In 2017, you wrote about The Black Witch, a book by an author named Laurie Forest. It was pre-emptively attacked online, but it actually went on to garner really good reviews and sales. So it's not clear how powerful cancel culture is in the overall scheme of things.

Right. A lot of it depends on how the author reacts. Laurie Forest, the author of The Black Witch, took what I think is ultimately the best possible tack when it comes to having a bunch of people campaigning to cancel your book, which is that she just didn't engage. And she had never been a part of this call-out culture to begin with, so it was easy for her to just ignore what was happening, ignore the noise, and focus on the people, who obviously were numerous, who did love and appreciate her work, understanding that it was something she had to bear for a few months and then it would be over and they would move on to something or someone else.

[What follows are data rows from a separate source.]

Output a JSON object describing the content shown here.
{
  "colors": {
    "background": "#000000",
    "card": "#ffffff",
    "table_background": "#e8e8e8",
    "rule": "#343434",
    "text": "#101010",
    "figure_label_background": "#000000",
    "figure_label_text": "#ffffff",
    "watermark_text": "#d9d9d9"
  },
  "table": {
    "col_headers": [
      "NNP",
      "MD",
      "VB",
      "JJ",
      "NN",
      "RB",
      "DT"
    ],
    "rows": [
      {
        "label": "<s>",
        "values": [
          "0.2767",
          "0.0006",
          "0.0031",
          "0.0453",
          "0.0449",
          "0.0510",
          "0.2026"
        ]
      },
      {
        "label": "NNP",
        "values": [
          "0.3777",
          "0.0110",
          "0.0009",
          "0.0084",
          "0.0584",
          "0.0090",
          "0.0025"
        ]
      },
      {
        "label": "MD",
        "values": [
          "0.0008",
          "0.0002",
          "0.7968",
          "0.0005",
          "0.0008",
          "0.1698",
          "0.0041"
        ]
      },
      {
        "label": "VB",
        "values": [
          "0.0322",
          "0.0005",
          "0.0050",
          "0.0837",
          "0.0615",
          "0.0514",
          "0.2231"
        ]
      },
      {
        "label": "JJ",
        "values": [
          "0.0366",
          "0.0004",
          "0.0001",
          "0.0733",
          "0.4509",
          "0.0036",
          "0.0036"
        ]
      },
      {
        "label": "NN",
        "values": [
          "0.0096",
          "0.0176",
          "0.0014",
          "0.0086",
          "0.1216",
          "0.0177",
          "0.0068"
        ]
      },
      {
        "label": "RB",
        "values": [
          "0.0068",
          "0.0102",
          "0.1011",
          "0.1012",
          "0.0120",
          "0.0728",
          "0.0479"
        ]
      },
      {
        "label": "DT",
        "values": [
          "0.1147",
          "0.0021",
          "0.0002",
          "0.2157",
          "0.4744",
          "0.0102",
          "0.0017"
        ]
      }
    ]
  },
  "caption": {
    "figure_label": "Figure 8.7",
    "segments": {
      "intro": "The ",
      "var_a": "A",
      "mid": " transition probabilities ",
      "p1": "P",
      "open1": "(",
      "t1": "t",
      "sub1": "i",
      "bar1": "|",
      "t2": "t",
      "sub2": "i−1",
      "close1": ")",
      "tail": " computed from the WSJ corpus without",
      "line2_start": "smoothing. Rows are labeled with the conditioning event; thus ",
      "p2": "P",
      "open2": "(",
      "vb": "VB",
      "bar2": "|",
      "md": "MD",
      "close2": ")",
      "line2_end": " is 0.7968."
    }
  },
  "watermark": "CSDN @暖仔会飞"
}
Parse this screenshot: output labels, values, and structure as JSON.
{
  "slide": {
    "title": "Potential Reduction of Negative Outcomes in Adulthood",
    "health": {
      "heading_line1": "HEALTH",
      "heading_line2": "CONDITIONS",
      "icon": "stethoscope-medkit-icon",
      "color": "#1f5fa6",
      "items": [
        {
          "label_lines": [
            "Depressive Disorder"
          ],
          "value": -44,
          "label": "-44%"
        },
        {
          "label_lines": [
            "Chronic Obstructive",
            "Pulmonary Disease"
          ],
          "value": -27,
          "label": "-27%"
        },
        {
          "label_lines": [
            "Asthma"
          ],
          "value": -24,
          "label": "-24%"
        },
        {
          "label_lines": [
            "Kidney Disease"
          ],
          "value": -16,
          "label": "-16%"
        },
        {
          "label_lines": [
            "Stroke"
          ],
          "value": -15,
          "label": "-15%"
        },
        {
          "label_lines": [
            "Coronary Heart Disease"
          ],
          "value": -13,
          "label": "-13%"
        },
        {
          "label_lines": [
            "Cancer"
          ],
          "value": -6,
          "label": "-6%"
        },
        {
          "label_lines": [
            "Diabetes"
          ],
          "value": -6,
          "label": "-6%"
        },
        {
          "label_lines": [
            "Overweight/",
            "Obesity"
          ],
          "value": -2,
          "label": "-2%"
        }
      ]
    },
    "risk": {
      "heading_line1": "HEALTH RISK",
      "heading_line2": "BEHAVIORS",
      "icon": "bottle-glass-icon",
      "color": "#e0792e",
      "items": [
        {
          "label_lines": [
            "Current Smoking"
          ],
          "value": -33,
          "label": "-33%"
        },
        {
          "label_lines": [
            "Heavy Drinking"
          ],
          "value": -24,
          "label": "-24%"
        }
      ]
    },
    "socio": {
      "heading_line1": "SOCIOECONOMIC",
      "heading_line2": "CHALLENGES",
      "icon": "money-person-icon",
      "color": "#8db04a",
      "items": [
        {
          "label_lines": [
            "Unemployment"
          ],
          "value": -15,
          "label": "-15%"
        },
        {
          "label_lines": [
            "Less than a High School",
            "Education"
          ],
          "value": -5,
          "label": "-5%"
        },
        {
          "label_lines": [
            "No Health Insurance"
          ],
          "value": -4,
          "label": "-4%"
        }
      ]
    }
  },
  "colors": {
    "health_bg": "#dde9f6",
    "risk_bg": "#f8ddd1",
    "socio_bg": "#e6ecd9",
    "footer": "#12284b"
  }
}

Amélie Wen Zhao, when she chose to cancel her book herself, a big part of this was because she had gone all-in on calling out other authors, getting into these—I don't want to say spats, that makes it sound trivial, but I guess it is on Twitter—related to who's allowed to write what and so on. Once she put all her eggs in that basket, it's very difficult to extricate them when people start getting upset and calling for your head.

I'm thinking of The Catcher in the Rye, which emerged in the early 1950s, long before Y.A. became a self-conscious category in publishing. Have non–prep school jerkoffs appropriated Holden Caulfield yet and just written endless books about how tough it is to be an upper-middle-class person from New York in the '50s?

I think that Holden Caulfield is canceled.

And not necessarily out of ideology, but because the world that he belonged to doesn't really exist anymore.

Right. Now it's like he's an entitled white guy, so how seriously can we really take his pathos?

To bring it back to A Trick of Light, does any of that Y.A. drama—again, a lot of it is happening online, so it's internet culture. It's an augmented reality or supplemental space. What are your tips for exploring yourself online? What are the smart moves and what are the dumb moves?

One of the plot points in the book is that after Cameron and Nia team up with their respective abilities, hacking and otherwise, they make it a point to go after people who are behaving badly online, who are hypocrites, who are cruel, who are victimizing other people. And they're very equal-opportunity about it.

It sounds kind of pat, but the golden rule really applies. I think that overall, you shouldn't be mistreating people or treating them in a way that you yourself would not want to be treated. Specifically, attacking people [and] accusing them of bad faith….Overall, in terms of how to behave on the internet, [don't] lose sight of the human being, the individual human being on the other side of a screen, who you're engaging with for the sake of putting on a show.